Ülkemizde ilk ecza kooperatifi 1978 yılında 22 eczacının bir araya gelmesi ile Manisa’da Eczacı Neşe Gülersoy’un önderliğinde kurulmuştu. Değerli eczacımız bu demokratik önderliğini karanlık güçler tarafından eczanesinin silahla taranması sonucu hayatıyla ödemiştir.
Aynı tarihte Silifke’de lokal anlamda bir kooperatif kurulmuştur. Daha sonra 1979 yılında İzmir, Bursa, Eskişehir ve İstanbul’da geniş eczacı kitlelerini kucaklayan kooperatifler kurulmuştur. 1980 yılında Ankara, Antalya, ve Giresun’da; 1984 yılından itibaren ise Samsun, Trabzon, Sakarya, İçel eczacı kooperatifleri kurulmuştur.
Eczacı kooperatiflerinin kurucuları, ilk dönemlerde kooperatifte ilaç çıkarıp paketleyerek, kendi araçlarıyla sevkiyat yapmışlar, ayrıca kurucular, ilaç firmalarından ilaç temin edebilmek için, kendi senet ve çeklerini firmalara vermişlerdir. Bu kooperatiflerden bazıları çeşitli sıkıntılar ve krizlerden sonra hayatiyetine son vermek zorunda kalmışlardır. Günümüzde, temelleri bu tarihlerde atılan kooperatiflerden 6 eczacı kooperatifi yurdumuzun geniş bir bölgesinde eczacı ortaklarına hizmet vermektedir.Mevcut eczacı kooperatifleri pazarın %12’sine hitap etmektedir.
1989 yılında Ankara’da 11 eczacı kooperatifinin bir araya gelmesiyle Tüm Eczacılar Üretim Temin Dağıtım Kooperatifleri Birliği’ni kurmuşlardır. Bu birlik, 1990 yılında Türkiye Milli Kooperatifler Birliği’ne kurucu üye olarak katılmıştır.

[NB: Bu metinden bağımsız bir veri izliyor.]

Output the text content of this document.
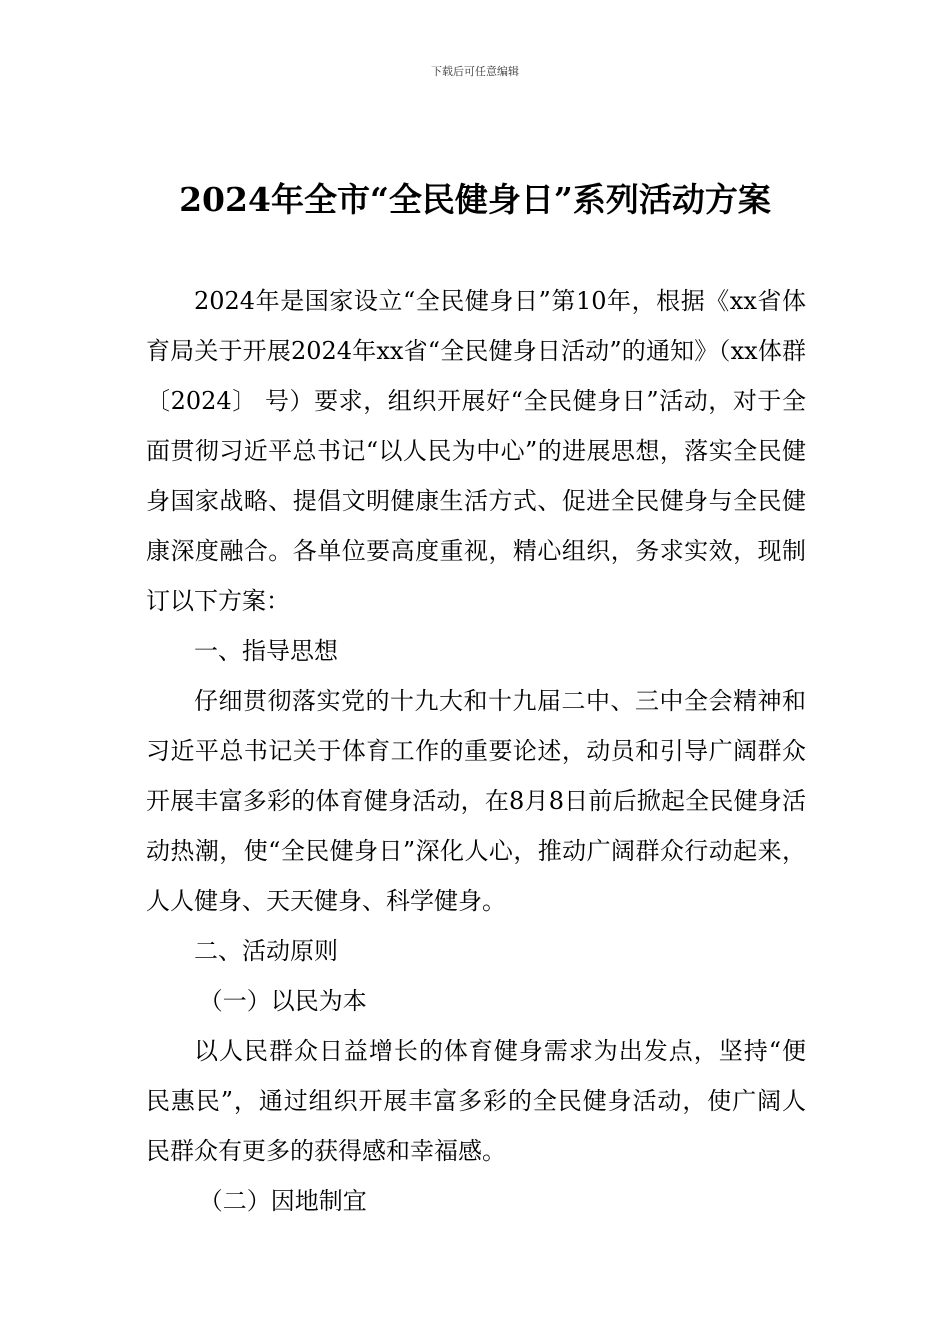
下载后可任意编辑
2024年全市“全民健身日”系列活动方案

2024年是国家设立“全民健身日”第10年，根据《xx省体育局关于开展2024年xx省“全民健身日活动”的通知》（xx体群〔2024〕 号）要求，组织开展好“全民健身日”活动，对于全面贯彻习近平总书记“以人民为中心”的进展思想，落实全民健身国家战略、提倡文明健康生活方式、促进全民健身与全民健康深度融合。各单位要高度重视，精心组织，务求实效，现制订以下方案：

一、指导思想

仔细贯彻落实党的十九大和十九届二中、三中全会精神和习近平总书记关于体育工作的重要论述，动员和引导广阔群众开展丰富多彩的体育健身活动，在8月8日前后掀起全民健身活动热潮，使“全民健身日”深化人心，推动广阔群众行动起来，人人健身、天天健身、科学健身。

二、活动原则

（一）以民为本

以人民群众日益增长的体育健身需求为出发点，坚持“便民惠民”，通过组织开展丰富多彩的全民健身活动，使广阔人民群众有更多的获得感和幸福感。

（二）因地制宜
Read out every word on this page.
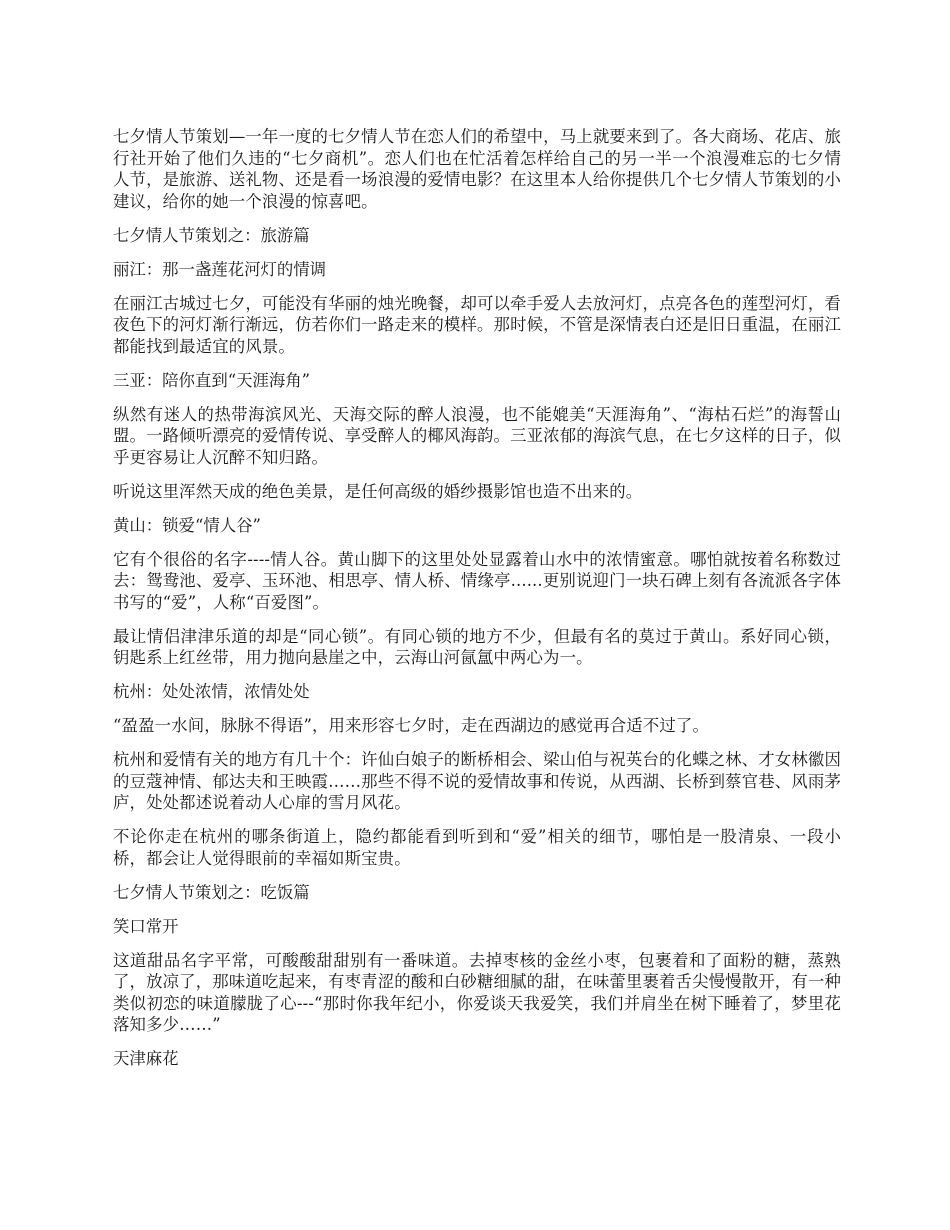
七夕情人节策划—一年一度的七夕情人节在恋人们的希望中，马上就要来到了。各大商场、花店、旅行社开始了他们久违的“七夕商机”。恋人们也在忙活着怎样给自己的另一半一个浪漫难忘的七夕情人节，是旅游、送礼物、还是看一场浪漫的爱情电影？在这里本人给你提供几个七夕情人节策划的小建议，给你的她一个浪漫的惊喜吧。

七夕情人节策划之：旅游篇

丽江：那一盏莲花河灯的情调

在丽江古城过七夕，可能没有华丽的烛光晚餐，却可以牵手爱人去放河灯，点亮各色的莲型河灯，看夜色下的河灯渐行渐远，仿若你们一路走来的模样。那时候，不管是深情表白还是旧日重温，在丽江都能找到最适宜的风景。

三亚：陪你直到“天涯海角”

纵然有迷人的热带海滨风光、天海交际的醉人浪漫，也不能媲美“天涯海角”、“海枯石烂”的海誓山盟。一路倾听漂亮的爱情传说、享受醉人的椰风海韵。三亚浓郁的海滨气息，在七夕这样的日子，似乎更容易让人沉醉不知归路。

听说这里浑然天成的绝色美景，是任何高级的婚纱摄影馆也造不出来的。

黄山：锁爱“情人谷”

它有个很俗的名字----情人谷。黄山脚下的这里处处显露着山水中的浓情蜜意。哪怕就按着名称数过去：鸳鸯池、爱亭、玉环池、相思亭、情人桥、情缘亭......更别说迎门一块石碑上刻有各流派各字体书写的“爱”，人称“百爱图”。

最让情侣津津乐道的却是“同心锁”。有同心锁的地方不少，但最有名的莫过于黄山。系好同心锁，钥匙系上红丝带，用力抛向悬崖之中，云海山河氤氲中两心为一。

杭州：处处浓情，浓情处处

“盈盈一水间，脉脉不得语”，用来形容七夕时，走在西湖边的感觉再合适不过了。

杭州和爱情有关的地方有几十个：许仙白娘子的断桥相会、梁山伯与祝英台的化蝶之林、才女林徽因的豆蔻神情、郁达夫和王映霞……那些不得不说的爱情故事和传说，从西湖、长桥到蔡官巷、风雨茅庐，处处都述说着动人心扉的雪月风花。

不论你走在杭州的哪条街道上，隐约都能看到听到和“爱”相关的细节，哪怕是一股清泉、一段小桥，都会让人觉得眼前的幸福如斯宝贵。

七夕情人节策划之：吃饭篇

笑口常开

这道甜品名字平常，可酸酸甜甜别有一番味道。去掉枣核的金丝小枣，包裹着和了面粉的糖，蒸熟了，放凉了，那味道吃起来，有枣青涩的酸和白砂糖细腻的甜，在味蕾里裹着舌尖慢慢散开，有一种类似初恋的味道朦胧了心---“那时你我年纪小，你爱谈天我爱笑，我们并肩坐在树下睡着了，梦里花落知多少……”

天津麻花
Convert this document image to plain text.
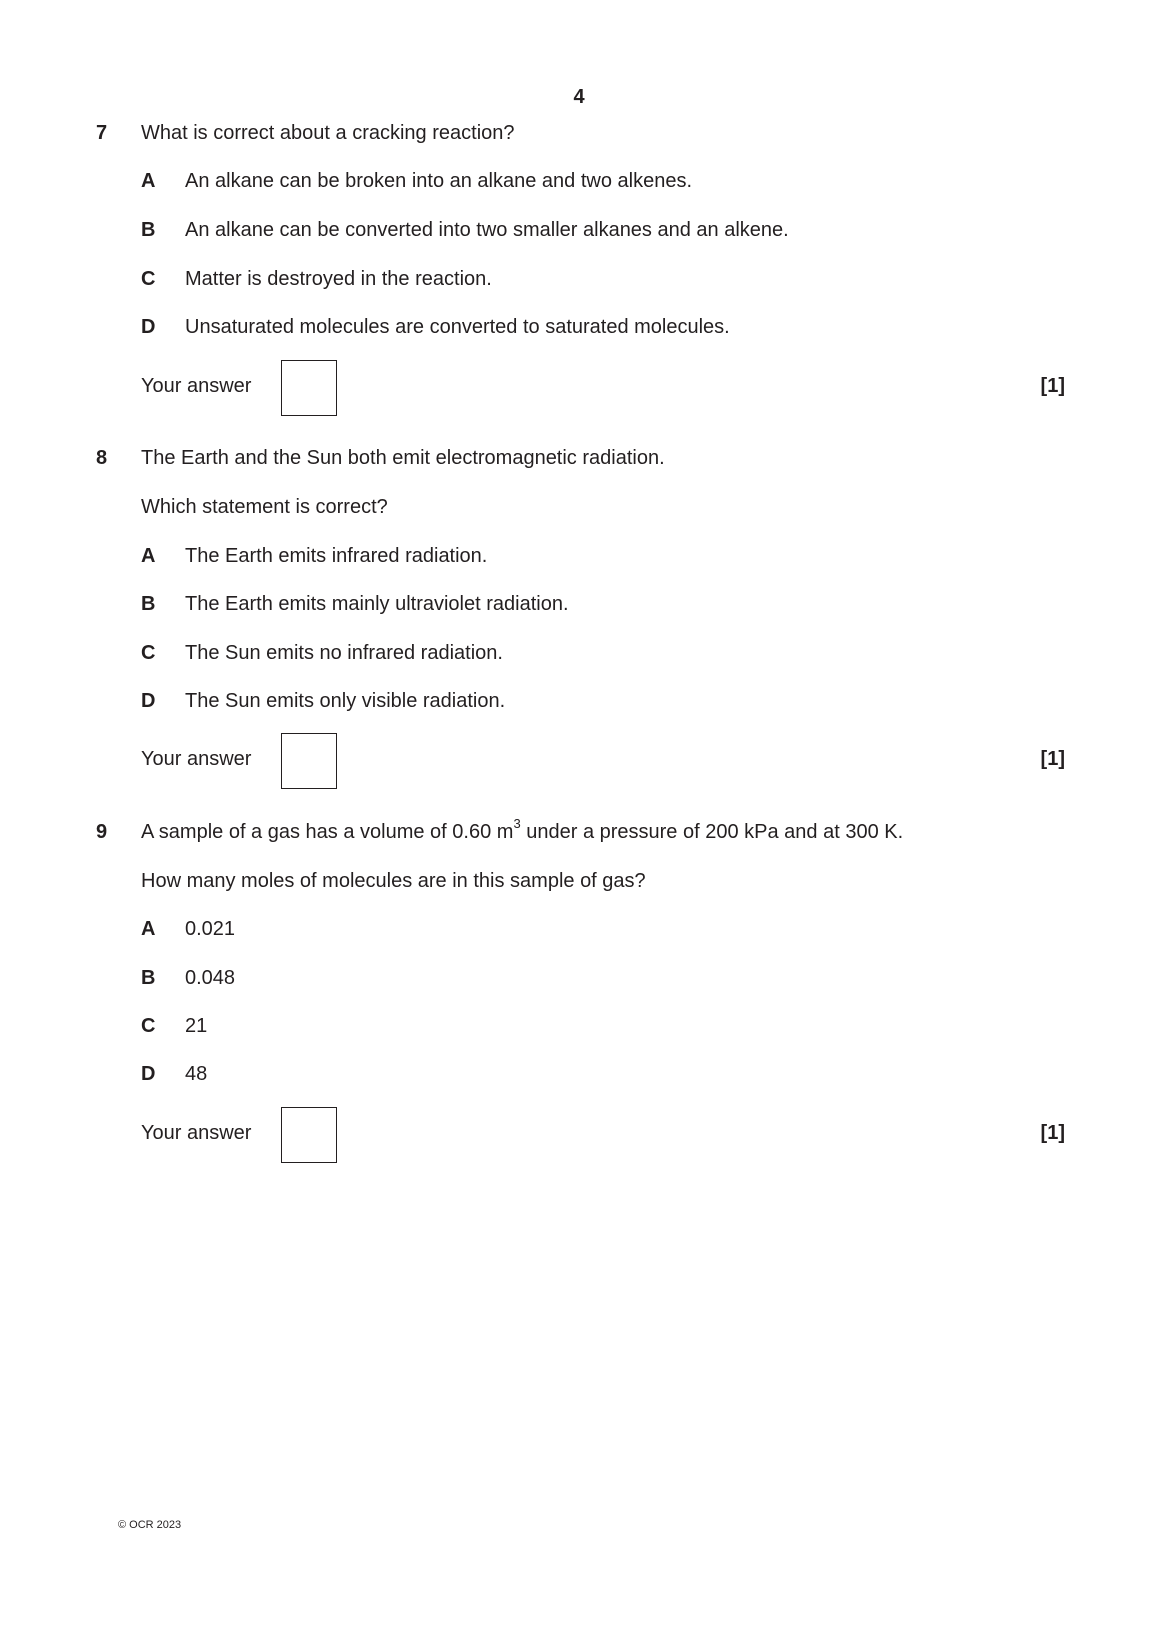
4
7 What is correct about a cracking reaction?
A An alkane can be broken into an alkane and two alkenes.
B An alkane can be converted into two smaller alkanes and an alkene.
C Matter is destroyed in the reaction.
D Unsaturated molecules are converted to saturated molecules.
Your answer	[1]
8 The Earth and the Sun both emit electromagnetic radiation.
Which statement is correct?
A The Earth emits infrared radiation.
B The Earth emits mainly ultraviolet radiation.
C The Sun emits no infrared radiation.
D The Sun emits only visible radiation.
Your answer	[1]
9 A sample of a gas has a volume of 0.60 $m^3$ under a pressure of 200 kPa and at 300 K.
How many moles of molecules are in this sample of gas?
A 0.021
B 0.048
C 21
D 48
Your answer	[1]
© OCR 2023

Türkiye’de eczacı kooperatiflerinin kurulmasından sonra, alım, satış ve dağıtım safhasında eczacının lehine bir takım gelişmeler ve değişmeler olmuştur. Kooperatifler kurulduğu andan itibaren hiç SÜRSAJ yapmamışlardır ve eczacıya ilacı SÜRSAJSIZ göndermişlerdir. Kooperatiflerden önce; ilaca zam olduğunda özel depolar ilacı, ilaç fiyatlarında sürsaj yaparak eczacıya gönderiyorlardı. Kooperatiflerin kurulması ile depolar da SÜRSAJI kaldırmak zorunda kalmışlardır.
1980’li yıllarda ilaca yılda %100 zam geldiğini hesaplarsak, kooperatiflerin sürsaj yapmamak suretiyle, eczacıya nasıl bir katkı yaptığını açıkça görmekteyiz. Ayrıca kooperatifler sürsaj yapmadığı için diğer depolarda sürsaj yapmamaya başladılar, dolayısıyla kooperatif ortağı olmayan eczanelere de katkısını düşünmeliyiz.
Eczacı Kooperatifleri ile eczacı açısından gelinen noktaya baktığımızda;
– 1978 yılında ecza deposu içeri alınmayan eczacılar, kooperatiflerin kurulmasıyla ecza depolarının sahibi oldular.– Kooperatiflerden önce depolar firmalardan aldığı ilaç fazlasının (mal fazlaları) büyük bir kısmını eczacıya iletmiyorlardı; kooperatifler ise ilaç firmasından aldığı tüm ilaç fazlalarını ortaklarına yansıtıyorlar.
– Kooperatifler ilaç firmalarından aldıkları vade ve tüm satış koşullarını aynen eczacıya iletmişlerdir.
Özetle, eczacı kooperatifleri; ecza ve ilaç sektörünün sağlıklı oluşumuna ve bu sektörün disipline olmasına çok büyük katkıda bulunmuşlardır.